The Concord Monitor
is reporting today that the Stafford County resident first became ill earlier this month, but the disease was not diagnosed until yesterday, after she had been transferred to a Massachusetts hospital.
Naturally occurring anthrax, a potentially fatal disease which can be contracted from contaminated meat or animal hides, is rare in developed countries.
New Hampshire public health director Dr. Jose Montero said the woman owns an African drum and had brought it to drum circle events at the University of New Hampshire during the fall. Two other recent cases of naturally-occurring anthrax infection in the United States were traced back to African drums.

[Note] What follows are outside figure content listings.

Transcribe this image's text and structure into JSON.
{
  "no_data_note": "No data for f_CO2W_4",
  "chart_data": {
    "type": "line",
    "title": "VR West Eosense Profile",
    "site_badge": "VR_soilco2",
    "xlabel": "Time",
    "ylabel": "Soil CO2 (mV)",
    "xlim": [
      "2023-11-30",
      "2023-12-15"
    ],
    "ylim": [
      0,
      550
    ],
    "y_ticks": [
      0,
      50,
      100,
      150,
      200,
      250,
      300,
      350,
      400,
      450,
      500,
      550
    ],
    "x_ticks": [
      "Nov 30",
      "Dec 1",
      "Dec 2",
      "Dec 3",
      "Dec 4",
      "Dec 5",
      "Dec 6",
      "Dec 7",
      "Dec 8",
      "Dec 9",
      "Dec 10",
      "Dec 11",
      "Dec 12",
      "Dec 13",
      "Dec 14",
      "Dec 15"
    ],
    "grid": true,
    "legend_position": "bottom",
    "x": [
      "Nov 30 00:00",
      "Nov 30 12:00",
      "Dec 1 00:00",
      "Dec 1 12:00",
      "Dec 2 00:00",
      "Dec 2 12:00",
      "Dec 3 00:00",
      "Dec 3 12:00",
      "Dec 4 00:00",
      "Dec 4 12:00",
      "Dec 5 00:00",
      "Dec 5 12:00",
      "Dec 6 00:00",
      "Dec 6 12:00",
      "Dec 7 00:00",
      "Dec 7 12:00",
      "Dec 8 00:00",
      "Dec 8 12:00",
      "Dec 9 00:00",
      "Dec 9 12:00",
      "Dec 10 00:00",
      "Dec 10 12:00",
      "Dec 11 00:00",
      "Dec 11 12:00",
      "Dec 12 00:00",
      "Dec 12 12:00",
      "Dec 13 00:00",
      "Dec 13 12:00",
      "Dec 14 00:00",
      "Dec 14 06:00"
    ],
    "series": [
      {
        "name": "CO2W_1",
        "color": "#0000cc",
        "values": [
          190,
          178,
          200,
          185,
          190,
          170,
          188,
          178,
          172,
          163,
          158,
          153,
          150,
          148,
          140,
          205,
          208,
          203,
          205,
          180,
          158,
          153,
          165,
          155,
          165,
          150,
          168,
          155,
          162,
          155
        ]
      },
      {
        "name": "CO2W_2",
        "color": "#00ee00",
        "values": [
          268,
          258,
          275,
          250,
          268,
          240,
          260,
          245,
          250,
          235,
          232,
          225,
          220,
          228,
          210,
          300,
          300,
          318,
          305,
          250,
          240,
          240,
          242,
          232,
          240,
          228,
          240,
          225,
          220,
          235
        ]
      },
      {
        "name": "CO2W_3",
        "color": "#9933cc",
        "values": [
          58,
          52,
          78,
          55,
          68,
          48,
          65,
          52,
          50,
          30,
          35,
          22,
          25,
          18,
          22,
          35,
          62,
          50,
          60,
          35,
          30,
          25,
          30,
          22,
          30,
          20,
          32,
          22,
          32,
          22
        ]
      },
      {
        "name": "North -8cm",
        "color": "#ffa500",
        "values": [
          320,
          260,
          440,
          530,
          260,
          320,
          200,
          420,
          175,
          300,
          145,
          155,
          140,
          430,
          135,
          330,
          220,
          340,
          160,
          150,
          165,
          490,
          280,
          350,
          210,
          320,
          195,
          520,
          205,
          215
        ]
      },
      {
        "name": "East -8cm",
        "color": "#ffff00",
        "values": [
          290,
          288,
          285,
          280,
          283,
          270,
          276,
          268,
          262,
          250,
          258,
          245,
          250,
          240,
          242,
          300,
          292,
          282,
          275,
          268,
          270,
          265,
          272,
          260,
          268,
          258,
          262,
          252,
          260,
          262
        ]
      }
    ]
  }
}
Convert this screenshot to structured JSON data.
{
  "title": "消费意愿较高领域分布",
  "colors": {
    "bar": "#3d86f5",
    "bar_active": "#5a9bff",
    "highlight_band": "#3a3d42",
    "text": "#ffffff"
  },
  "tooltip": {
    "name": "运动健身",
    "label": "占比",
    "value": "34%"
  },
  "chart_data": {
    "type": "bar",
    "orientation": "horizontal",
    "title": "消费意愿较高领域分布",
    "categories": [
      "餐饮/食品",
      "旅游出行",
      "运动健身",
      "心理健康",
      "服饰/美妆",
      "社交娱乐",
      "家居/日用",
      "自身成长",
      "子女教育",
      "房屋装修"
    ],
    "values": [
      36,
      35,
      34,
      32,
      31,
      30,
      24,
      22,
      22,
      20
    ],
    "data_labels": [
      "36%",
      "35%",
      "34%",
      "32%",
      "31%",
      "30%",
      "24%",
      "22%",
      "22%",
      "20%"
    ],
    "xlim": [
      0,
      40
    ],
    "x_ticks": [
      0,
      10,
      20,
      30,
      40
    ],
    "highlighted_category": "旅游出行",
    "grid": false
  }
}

In August 2007, according to the Centers for Disease Control
, a Connecticut drum maker and one of his children were diagnosed with a form of anthrax which was eventually traced back to infected goat hides from Guinea. A year earlier, a similar case was reported in New York City, also involving a drum maker using African hides.
Health officials in New Hampshire are asking other owners of African drums to have their drums tested for possible contamination.
The last cases of naturally-occurring anthrax in New Hampshire were in 1957, when several textile mill workers came down with the disease. In the last 50 years, there have only been 11 reported cases of naturally-occurring anthrax in the United States.
In 2001, four people died after they were exposed to anthrax spores contained in letters mailed to journalists and two U.S. senators. No one has ever been charged in those killings.